Data Source: Baker Hughes
The Baker Hughes rig count rose by 23 last week, marked only the second time this year the weekly count has increased. Meanwhile, the possibility the rig count has bottomed seems to have led some to believe it is a green light to buy shares of land drillers. The market is also anticipating a natural gas price rebound sometime late this year partly because producers have sharply cut back their gas production over the past few months, as well as seasonal factors like hurricane & the upcoming winter heating months.
Domestic rig count has crashed 56% since the peak of 1,906 at the end of last August as weak demand has hampered activity. The amount of natural gas production in the U.S. has soared 58% in the past four years as a result of a five-year-long drilling boom spurred by high natural-gas prices, easy credit and new technologies that allowed companies to produce gas from the discovery of huge new shale gas fields in Texas, Louisiana and Pennsylvania. The sudden increase in supplies, combined with a drop in demand amid the recession, has led to a gas glut, pushing prices down to $3.98/mmbtu Monday at NYMEX, down approximately 71% from the 2008 high of $13.694/mmbtu.
Tudor, Pickering, Holt & Co. now estimates that the domestic natural gas market is oversupplied by 4 bcf/d. Power companies are beginning to ratchet back investments in coal-generated plants to take advantage of low gas prices and hedge against costly climate-change legislation. Some believe coal-to-gas switching has created incremental gas demand, and further switching potential is still large. However, the production cut, and the incremental demand from the power gen sector are unlikely to balance the domestic natgas market anytime soon with the exiting inventory overhang and the expected new LNG cargos coming into the US.
Since 80% of the U.S. rigs are chasing natural gas, the poor market fundamentals could mean an extended L-shaped pattern for domestic drilling activity through at least 2010, and quite possibly 2014. This could certainly mean a shake-out coming among land drilling contractors. As lower commodity prices and an uncertain economic outlook continue to plague the oilfield service industry, the near-term market could remain volatile.

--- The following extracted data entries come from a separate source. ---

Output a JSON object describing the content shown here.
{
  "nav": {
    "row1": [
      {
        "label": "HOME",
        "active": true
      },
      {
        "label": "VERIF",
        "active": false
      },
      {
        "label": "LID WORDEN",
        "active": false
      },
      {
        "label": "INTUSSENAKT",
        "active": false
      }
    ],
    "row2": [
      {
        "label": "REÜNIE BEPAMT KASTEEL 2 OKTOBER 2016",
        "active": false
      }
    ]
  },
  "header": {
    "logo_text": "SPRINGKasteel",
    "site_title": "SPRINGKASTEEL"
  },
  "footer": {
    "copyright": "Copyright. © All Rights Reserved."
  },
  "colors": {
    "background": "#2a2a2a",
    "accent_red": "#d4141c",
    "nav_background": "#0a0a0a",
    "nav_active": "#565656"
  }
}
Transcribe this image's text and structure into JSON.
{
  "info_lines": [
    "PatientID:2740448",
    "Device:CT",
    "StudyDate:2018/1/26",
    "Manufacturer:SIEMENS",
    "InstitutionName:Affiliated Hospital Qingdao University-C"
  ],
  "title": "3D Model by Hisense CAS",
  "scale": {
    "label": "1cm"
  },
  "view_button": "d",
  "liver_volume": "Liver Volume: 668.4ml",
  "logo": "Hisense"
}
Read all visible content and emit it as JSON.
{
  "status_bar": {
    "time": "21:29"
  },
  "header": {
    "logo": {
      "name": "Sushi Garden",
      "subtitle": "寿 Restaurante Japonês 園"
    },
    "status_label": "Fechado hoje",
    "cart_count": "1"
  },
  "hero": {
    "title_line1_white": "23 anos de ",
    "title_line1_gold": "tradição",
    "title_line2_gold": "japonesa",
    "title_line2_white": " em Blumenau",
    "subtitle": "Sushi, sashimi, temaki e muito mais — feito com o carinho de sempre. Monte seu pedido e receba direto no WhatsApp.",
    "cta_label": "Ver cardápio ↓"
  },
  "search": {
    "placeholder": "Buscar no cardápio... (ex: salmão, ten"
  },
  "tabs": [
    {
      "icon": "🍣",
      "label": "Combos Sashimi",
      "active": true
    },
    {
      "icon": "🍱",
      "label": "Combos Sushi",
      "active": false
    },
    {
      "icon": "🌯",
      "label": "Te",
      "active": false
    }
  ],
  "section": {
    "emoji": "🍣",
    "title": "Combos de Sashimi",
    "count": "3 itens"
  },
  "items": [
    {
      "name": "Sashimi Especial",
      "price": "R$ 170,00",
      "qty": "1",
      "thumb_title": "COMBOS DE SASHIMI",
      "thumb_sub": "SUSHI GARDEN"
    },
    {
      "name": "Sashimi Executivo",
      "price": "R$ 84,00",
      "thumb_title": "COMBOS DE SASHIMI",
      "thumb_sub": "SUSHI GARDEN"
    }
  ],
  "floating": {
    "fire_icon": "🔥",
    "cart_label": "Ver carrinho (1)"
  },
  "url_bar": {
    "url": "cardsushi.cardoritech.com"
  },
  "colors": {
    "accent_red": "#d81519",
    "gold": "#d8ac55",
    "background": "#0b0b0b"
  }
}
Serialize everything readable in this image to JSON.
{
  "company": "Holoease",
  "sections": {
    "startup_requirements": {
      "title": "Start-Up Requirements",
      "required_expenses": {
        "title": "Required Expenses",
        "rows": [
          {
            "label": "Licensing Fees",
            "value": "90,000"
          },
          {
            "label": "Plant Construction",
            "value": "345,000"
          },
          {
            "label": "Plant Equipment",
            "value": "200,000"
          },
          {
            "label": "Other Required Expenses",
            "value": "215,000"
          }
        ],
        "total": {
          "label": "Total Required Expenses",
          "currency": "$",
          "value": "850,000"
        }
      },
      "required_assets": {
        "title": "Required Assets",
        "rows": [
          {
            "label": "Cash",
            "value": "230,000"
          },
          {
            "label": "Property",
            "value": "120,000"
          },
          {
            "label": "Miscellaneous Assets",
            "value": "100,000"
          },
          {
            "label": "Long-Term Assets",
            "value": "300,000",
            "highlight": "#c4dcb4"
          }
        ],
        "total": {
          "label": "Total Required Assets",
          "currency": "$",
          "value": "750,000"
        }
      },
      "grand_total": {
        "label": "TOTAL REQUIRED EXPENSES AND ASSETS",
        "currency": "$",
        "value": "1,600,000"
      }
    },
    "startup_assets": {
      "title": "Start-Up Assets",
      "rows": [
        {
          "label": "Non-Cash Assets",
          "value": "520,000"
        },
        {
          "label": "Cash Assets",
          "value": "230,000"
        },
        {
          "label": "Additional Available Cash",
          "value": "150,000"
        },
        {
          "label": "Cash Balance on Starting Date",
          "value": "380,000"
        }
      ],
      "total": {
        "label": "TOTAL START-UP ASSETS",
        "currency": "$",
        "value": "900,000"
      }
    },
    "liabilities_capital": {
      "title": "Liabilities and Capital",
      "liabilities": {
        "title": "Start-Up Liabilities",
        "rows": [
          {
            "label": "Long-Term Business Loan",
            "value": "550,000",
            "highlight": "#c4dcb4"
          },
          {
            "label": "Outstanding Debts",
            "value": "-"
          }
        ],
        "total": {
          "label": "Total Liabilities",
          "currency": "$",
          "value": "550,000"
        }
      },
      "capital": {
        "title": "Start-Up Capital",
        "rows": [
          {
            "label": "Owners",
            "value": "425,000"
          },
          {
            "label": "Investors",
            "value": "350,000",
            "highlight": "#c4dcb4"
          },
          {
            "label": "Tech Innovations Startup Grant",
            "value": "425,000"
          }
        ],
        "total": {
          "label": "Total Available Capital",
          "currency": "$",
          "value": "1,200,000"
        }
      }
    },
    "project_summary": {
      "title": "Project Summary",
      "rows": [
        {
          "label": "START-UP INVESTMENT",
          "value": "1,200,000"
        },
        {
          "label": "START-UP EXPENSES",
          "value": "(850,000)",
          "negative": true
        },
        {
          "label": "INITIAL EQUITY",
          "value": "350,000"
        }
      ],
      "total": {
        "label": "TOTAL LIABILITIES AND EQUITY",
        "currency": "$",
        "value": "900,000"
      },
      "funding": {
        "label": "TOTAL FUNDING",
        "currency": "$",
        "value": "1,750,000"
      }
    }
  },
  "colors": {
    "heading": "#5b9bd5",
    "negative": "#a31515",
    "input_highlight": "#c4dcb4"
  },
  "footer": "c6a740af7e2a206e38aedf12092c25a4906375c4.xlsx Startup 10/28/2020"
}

For now, it is best to remain on the sidelines as utilization and dayrates of all rig classes will suffer under larger macroeconomic issues, which will likely be an overhang for these stocks. Investments with international exposure, term contracts, and companies with higher quality assets are better defensive plays. Big drillers with high quality rig fleet such as Nabors Industries, Ltd (NYSE:NBR) and Helmerich & Payne Inc. (NYSE:HP) are best positioned to benefit from the industry shakeout and the eventual increase in drilling activity.